Trinity Academy students Adam Johnston, Cara Dolby, Matthew Thompson, Ryan Cassidy, Liam Sutton, Amy Sykes, Ryan Firth, Sam Bell, Konna Kerrigan and Ewen Keen.
Trinity Academy students Adam Johnston, Cara Dolby, Matthew Thompson, Ryan Cassidy, Liam Sutton, Amy Sykes, Ryan Firth, Sam Bell, Konna Kerrigan and Ewen Keen.

Students from a school in Thorne were featured on the BBC’s main evening news programme on the opposite side of the country last week after being invited to take part in a series of workshops at MediaCityUK, Manchester.

The ten Trinity Academy students, from Year 7 right through to Year 13, joined pupils from several schools from across the north of England in learning how to enhance their digital and journalistic skills, as part of the BBC’s national School Report News Day on Thursday 15th March. The students were given advice on securing careers in the media; lessons on how to use Smartphones to create professional standard videos; sports reporting, producing and presenting; and they even got to road test the BBC’s newly-launched ‘iReporter’ fake news game.

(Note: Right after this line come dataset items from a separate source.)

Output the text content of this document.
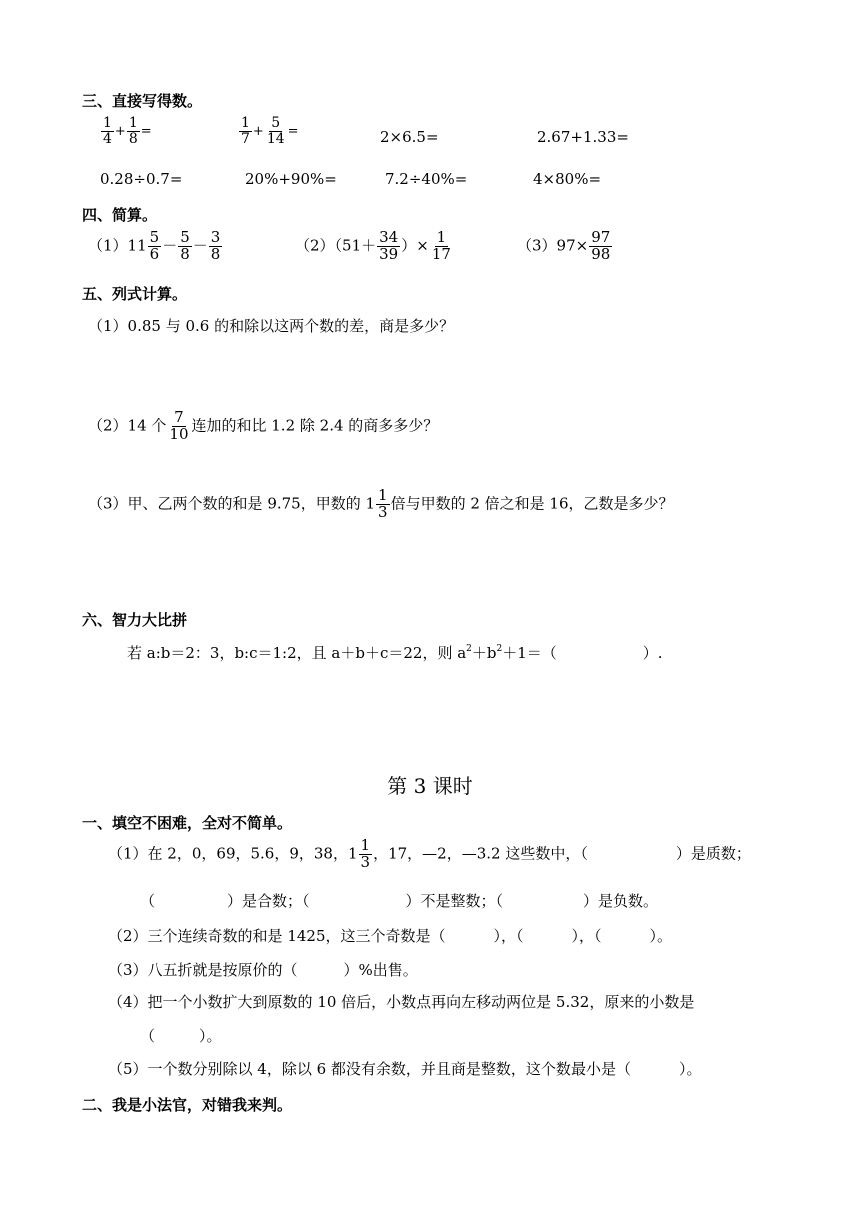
三、直接写得数。
$\frac{1}{4} + \frac{1}{8}$ =	$\frac{1}{7} + \frac{5}{14}$ =	2×6.5=	2.67+1.33=
0.28÷0.7=	20%+90%=	7.2÷40%=	4×80%=
四、简算。
$(1)11 \frac{5}{6} - \frac{5}{8} - \frac{3}{8}$	$(2)(51+ \frac{34}{39}$ ）× $\frac{1}{17}$	$(3)97\times \frac{97}{98}$
五、列式计算。
（1）0.85 与 0.6 的和除以这两个数的差，商是多少？
（2）14 个 $\frac{7}{10}$ 连加的和比 1.2 除 2.4 的商多多少？
（3）甲、乙两个数的和是 9.75，甲数的 $1 \frac{1}{3}$ 倍与甲数的 2 倍之和是 16，乙数是多少？
六、智力大比拼
若 a:b＝2：3，b:c＝1:2，且 a＋b＋c＝22，则 $a^2+b^2+1=$（	）.
第 3 课时
一、填空不困难，全对不简单。
（1）在 2，0，69，5.6，9，38，$1 \frac{1}{3}$ ，17，—2，—3.2 这些数中，（	）是质数；
（	）是合数；（	）不是整数；（	）是负数。
（2）三个连续奇数的和是 1425，这三个奇数是（	），（	），（	）。
（3）八五折就是按原价的（	）%出售。
（4）把一个小数扩大到原数的 10 倍后，小数点再向左移动两位是 5.32，原来的小数是
（	）。
（5）一个数分别除以 4，除以 6 都没有余数，并且商是整数，这个数最小是（	）。
二、我是小法官，对错我来判。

Highlights for the older students included meeting BBC Breakfast presenter Roger Johnson and watching BBC Sports presenters Hugh Woozencroft and John Watson in action. Meanwhile, the younger pupils were thrilled to be addressed by Blue Peter presenter Radzi Chinyanganya on how he made it into broadcasting through sheer determination and hard work.

BBC crews were filming throughout the day, and some of the Trinity students even made it onto screen that evening as part of a feature on the 6.30pm ‘North West Tonight’ programme (Manchester’s equivalent of Yorkshire’s BBC ‘Look North’), when presenter John Watson joked that Cara Dolby and Konna Kerrigan’s sports bulletin was so good, he felt his job might be under threat from them.

Trinity student Liam Sutton (16) is now considering news producing as a possible career. “I really enjoyed the day as it gave me a crucial insight into a career I’m interested in,” he said. “All the staff were really helpful and answered every question I had.” Cara Dolby (16) added: “I was very nervous about presenting, but it was a lot of fun and it was great to be around so many professionals.”

Media Studies teacher Sara Backhouse, who organises Trinity’s involvement with School Report each year, said: “This was a unique opportunity for our students to really understand how a top media organisation like the BBC operates, and it gave them all practical experience in a range of skills that will benefit them in the future, whatever career path they decide to take.” She added: “It was the first year that BBC School Report has been extended to include Sixth Formers, so it was also really useful practical experience for two of our Year 13 students who will be going on to university in September to read media and journalism.”